On that, I would first and foremost say that investment is a leading indicator of success we will have in trade. We are already a very high-level source, after the U.S. The U.K. and France were very heavily invested in Canada, in terms of foreign direct investment stocks, but there are huge opportunities there for partnerships, particularly building on Peggy Nash's question, I would say, with the innovation leaders of Germany and Scandinavia, where partnerships between our research universities, our small and medium-sized enterprises, and large multinational firms that will land global mandates and then choose to locate them in Canada to supply the North American market and even the market of the Americas I think are an integral part of how we'll measure success out of that agreement.
I would also say that the circulation of highly qualified personnel is integral. I'm very interested to learn more details about the facilitation of business personnel through CIDA, specifically because firms have a choice about where to place investments. Sometimes, having a supply of highly qualified personnel is absolutely the critical factor to the location of that investment. Europe has an advantage over us. It's a very simple one: they have more than 15 times our population.
If we want to attract investments to Canada, we have to be sure that highly skilled personnel—professionals, after-market service individuals who have very specific skills—can come into Canada to maintain those investments, to locate global mandates in Canada, as opposed to the United States, which, again, has the population and therefore potentially a specialized skill advantage over Canada. I'm looking forward to those two aspects in particular.

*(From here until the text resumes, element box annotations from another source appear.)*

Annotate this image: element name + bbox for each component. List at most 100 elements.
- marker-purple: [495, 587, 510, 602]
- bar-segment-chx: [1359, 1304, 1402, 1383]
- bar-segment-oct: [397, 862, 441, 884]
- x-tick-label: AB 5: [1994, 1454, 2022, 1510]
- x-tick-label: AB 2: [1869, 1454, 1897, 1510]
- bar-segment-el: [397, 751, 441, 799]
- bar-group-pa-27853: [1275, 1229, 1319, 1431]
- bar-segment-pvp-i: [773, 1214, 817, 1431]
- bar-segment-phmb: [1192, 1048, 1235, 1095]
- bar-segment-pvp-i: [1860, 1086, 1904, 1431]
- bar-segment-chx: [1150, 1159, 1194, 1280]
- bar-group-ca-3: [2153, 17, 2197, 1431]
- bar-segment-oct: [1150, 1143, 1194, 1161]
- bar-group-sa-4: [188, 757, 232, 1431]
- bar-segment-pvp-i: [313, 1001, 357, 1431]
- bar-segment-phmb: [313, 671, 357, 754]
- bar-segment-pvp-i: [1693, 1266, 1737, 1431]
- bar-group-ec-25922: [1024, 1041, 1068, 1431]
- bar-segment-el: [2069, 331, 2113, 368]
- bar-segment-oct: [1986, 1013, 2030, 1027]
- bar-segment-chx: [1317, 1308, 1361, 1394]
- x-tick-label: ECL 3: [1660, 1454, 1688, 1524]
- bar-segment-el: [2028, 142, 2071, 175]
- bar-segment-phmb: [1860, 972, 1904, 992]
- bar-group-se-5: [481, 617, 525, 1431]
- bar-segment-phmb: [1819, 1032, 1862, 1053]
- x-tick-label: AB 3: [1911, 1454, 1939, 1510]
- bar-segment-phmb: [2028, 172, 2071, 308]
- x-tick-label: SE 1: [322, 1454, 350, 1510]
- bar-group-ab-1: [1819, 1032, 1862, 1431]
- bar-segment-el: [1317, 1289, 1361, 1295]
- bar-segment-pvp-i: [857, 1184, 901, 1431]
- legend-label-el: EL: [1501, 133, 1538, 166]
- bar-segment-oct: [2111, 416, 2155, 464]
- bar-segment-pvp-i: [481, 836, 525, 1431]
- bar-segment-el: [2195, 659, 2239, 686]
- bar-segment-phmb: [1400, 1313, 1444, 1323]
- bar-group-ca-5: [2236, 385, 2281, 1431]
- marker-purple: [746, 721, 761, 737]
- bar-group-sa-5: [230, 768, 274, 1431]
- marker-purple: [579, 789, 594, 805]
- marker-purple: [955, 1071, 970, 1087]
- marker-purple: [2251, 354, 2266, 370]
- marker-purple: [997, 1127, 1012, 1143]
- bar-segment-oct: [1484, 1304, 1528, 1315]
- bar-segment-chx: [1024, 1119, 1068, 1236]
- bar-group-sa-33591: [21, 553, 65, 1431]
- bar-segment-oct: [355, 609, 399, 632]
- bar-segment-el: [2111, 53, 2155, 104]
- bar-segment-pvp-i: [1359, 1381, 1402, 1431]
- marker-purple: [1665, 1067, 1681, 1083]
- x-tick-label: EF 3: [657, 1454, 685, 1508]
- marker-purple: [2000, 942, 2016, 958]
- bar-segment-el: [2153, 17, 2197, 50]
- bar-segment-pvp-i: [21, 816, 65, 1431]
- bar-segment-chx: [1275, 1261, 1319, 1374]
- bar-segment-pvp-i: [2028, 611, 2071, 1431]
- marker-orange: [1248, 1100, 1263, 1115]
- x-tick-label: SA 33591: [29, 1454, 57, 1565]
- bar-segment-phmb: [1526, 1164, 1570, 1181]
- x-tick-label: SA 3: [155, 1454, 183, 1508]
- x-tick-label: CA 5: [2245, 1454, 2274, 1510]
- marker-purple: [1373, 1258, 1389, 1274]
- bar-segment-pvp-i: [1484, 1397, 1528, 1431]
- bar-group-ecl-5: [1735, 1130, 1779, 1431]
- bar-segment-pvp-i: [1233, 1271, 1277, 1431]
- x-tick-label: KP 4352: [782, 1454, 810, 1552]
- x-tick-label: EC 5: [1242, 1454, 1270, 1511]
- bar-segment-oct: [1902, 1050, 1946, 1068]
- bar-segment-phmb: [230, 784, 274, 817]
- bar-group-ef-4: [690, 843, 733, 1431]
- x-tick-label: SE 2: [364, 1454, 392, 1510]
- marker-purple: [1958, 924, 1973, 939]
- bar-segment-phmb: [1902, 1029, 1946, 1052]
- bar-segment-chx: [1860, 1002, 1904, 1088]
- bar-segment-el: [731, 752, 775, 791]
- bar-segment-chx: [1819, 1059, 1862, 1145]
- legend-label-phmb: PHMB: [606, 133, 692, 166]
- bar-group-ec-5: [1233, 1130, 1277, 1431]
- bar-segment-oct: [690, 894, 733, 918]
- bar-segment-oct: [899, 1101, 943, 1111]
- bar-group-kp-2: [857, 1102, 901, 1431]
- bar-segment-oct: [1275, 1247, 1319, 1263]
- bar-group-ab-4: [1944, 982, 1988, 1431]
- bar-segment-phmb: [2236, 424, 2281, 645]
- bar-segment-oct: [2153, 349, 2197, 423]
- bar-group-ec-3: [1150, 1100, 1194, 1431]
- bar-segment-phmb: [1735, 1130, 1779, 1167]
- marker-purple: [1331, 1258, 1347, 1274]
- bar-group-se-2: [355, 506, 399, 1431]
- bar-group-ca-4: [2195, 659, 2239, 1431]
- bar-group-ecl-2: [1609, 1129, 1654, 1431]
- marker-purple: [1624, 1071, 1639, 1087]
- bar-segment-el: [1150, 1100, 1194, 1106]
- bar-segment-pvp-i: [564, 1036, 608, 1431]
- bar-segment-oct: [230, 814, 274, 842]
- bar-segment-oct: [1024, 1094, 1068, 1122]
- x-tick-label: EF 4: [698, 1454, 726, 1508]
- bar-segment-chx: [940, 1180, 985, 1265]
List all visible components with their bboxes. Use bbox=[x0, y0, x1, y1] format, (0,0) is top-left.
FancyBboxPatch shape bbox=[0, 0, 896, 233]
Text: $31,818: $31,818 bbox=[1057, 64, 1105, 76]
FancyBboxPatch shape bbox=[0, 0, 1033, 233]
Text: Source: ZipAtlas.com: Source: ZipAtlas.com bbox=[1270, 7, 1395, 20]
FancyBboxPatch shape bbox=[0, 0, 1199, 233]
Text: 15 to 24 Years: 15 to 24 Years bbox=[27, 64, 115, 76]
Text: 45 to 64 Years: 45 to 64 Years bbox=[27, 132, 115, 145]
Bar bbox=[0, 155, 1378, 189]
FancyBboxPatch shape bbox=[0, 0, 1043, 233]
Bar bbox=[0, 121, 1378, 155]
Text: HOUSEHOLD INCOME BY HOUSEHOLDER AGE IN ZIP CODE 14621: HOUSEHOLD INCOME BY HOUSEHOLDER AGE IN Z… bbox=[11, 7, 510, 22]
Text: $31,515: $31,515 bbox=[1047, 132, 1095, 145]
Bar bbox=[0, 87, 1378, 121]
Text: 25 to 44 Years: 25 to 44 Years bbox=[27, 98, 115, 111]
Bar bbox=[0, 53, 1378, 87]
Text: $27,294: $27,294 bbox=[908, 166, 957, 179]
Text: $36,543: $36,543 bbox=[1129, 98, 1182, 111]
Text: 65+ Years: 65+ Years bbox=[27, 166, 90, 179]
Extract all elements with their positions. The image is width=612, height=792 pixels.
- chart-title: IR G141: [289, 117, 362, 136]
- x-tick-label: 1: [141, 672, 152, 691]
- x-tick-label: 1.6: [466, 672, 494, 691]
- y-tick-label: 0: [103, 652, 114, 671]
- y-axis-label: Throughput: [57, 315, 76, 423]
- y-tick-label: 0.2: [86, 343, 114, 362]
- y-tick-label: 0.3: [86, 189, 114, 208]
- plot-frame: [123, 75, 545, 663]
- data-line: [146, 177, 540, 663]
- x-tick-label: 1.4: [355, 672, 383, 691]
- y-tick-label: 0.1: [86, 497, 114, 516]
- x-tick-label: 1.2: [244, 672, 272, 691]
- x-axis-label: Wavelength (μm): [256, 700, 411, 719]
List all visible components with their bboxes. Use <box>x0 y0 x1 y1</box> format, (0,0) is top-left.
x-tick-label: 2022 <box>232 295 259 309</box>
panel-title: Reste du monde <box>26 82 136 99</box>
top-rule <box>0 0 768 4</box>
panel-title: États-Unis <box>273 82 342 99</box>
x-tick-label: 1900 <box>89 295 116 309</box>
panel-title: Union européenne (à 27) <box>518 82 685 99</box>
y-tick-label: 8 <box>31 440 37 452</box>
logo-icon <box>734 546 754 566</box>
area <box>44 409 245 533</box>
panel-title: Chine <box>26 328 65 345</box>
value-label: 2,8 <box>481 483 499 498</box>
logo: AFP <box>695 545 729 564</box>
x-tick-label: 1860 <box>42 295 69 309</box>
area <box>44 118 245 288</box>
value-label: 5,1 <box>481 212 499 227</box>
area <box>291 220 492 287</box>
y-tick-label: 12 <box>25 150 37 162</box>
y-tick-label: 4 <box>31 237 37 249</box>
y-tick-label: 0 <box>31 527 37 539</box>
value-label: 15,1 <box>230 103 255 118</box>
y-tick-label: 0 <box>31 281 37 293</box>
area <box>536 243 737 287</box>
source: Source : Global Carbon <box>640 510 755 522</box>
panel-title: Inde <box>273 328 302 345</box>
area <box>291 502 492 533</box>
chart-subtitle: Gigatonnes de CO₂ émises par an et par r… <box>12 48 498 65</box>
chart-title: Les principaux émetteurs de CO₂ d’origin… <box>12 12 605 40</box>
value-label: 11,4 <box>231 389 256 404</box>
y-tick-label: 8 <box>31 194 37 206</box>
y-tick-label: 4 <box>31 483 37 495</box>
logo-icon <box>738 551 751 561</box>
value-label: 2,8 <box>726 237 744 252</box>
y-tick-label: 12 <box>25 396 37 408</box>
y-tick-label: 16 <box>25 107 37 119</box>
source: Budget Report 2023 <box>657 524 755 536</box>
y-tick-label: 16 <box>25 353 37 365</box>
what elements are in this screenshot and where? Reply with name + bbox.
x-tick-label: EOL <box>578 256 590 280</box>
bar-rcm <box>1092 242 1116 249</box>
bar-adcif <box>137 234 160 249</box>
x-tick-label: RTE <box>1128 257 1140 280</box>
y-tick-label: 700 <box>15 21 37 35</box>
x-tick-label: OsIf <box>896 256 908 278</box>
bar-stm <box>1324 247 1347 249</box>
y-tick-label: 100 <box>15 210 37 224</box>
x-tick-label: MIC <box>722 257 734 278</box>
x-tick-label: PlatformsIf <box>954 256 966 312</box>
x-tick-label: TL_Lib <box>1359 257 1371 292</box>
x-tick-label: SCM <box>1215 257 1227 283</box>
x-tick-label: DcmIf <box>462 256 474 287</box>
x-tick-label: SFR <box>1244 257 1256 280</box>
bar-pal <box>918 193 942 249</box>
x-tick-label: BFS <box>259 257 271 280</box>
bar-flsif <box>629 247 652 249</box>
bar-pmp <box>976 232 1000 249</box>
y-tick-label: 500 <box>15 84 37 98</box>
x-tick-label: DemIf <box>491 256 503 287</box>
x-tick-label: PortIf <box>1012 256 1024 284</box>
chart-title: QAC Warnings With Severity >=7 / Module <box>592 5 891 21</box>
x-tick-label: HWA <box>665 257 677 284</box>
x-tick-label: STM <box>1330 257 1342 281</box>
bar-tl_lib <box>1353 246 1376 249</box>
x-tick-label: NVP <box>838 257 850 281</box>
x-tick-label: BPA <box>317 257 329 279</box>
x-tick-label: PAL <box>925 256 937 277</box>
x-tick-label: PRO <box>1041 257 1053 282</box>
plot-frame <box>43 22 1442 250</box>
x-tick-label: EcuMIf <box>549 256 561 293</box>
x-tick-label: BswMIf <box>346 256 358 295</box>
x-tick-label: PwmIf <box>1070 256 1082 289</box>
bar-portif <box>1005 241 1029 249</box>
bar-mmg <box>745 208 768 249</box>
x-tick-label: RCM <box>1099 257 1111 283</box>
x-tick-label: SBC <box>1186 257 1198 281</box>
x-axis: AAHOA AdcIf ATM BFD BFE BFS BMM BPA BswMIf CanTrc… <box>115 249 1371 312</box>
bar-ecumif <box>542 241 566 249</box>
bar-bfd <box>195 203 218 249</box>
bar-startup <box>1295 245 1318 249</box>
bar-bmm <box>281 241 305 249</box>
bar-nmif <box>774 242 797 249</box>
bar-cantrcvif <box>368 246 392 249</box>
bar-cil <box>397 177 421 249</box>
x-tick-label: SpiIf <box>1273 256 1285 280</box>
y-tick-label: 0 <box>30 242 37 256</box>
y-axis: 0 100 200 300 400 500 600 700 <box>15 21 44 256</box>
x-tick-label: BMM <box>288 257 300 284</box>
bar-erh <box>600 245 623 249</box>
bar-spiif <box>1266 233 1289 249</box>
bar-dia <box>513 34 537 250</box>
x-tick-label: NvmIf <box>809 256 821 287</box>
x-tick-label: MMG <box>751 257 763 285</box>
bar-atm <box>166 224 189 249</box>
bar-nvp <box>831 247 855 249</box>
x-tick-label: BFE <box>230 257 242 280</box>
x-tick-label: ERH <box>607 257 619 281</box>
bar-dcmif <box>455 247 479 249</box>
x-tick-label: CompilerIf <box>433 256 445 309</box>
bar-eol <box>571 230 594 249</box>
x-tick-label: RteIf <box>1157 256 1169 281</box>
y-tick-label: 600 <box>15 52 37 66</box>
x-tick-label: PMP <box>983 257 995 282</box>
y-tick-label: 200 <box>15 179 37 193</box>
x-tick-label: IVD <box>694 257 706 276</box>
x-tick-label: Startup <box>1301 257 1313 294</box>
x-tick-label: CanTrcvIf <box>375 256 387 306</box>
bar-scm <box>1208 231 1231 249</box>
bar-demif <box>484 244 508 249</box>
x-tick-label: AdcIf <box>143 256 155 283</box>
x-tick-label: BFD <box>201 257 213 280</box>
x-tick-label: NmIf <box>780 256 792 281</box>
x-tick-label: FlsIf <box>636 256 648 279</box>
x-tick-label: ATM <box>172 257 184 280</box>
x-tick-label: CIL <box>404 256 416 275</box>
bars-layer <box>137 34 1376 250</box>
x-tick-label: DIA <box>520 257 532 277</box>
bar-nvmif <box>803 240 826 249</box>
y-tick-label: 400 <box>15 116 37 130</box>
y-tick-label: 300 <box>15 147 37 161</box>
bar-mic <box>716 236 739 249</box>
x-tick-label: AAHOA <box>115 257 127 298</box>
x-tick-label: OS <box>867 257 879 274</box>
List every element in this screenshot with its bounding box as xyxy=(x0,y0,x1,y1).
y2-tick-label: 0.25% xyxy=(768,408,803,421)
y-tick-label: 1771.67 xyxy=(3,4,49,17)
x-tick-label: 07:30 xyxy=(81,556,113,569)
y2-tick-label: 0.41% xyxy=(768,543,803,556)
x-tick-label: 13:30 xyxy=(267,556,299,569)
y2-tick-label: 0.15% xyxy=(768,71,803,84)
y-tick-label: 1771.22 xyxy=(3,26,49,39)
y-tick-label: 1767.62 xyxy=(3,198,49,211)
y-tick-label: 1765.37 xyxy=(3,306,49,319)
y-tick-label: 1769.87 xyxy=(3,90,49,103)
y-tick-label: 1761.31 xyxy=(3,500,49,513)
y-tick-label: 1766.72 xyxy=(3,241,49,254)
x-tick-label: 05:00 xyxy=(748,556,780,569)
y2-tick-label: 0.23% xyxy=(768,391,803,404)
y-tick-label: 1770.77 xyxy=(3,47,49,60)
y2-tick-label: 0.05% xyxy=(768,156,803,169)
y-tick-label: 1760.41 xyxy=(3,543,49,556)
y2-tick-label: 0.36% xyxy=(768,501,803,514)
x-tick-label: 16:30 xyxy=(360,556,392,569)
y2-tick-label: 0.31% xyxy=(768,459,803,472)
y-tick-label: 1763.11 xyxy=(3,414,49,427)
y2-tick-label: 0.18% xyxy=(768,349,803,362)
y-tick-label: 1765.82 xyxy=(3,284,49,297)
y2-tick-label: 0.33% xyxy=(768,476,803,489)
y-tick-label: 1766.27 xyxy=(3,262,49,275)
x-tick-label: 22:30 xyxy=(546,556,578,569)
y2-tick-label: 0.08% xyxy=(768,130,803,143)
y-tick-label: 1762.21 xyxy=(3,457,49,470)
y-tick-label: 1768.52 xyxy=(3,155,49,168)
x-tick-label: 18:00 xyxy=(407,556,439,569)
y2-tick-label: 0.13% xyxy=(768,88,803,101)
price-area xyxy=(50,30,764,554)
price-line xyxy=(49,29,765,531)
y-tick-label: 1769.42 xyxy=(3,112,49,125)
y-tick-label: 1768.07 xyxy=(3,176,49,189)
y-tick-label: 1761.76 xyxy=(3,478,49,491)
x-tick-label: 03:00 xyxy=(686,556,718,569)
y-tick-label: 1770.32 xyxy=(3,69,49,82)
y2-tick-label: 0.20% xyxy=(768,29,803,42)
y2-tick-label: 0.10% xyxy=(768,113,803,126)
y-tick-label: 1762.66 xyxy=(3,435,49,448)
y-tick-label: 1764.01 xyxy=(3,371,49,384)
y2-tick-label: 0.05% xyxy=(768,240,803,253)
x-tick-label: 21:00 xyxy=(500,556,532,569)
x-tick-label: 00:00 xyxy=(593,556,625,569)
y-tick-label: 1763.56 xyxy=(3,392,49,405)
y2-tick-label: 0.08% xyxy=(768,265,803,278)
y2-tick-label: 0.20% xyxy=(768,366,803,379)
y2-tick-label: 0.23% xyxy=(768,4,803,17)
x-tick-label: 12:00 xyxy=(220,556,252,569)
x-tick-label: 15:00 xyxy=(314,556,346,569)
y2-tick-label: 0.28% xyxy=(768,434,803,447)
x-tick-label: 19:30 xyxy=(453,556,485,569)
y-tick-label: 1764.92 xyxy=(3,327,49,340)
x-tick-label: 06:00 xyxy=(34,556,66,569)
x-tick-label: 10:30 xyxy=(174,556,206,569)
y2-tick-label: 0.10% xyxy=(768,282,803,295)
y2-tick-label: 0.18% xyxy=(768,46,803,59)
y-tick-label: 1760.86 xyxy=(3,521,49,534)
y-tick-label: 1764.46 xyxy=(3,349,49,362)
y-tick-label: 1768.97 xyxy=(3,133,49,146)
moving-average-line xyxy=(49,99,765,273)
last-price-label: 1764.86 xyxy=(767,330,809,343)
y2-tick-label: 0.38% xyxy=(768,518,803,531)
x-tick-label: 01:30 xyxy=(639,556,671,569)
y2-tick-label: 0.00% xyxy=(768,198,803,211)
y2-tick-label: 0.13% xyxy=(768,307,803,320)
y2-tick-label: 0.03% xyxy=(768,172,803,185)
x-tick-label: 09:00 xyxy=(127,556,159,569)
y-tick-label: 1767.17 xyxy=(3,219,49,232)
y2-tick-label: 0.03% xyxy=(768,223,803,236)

Third, I would say it's a huge opportunity for our agricultural/agrifood exporters. This is a highly developed market, so I won't say it will be easy, but with promotion in a high-quality product and a very large market, we feel this is a huge advantage that Canada has over its competitors. The U.S. does not have this access to CIDA, so the imperative, really, is to conclude that agreement as quickly as possible to get those opportunities into the field and then promote Canadian products in that market.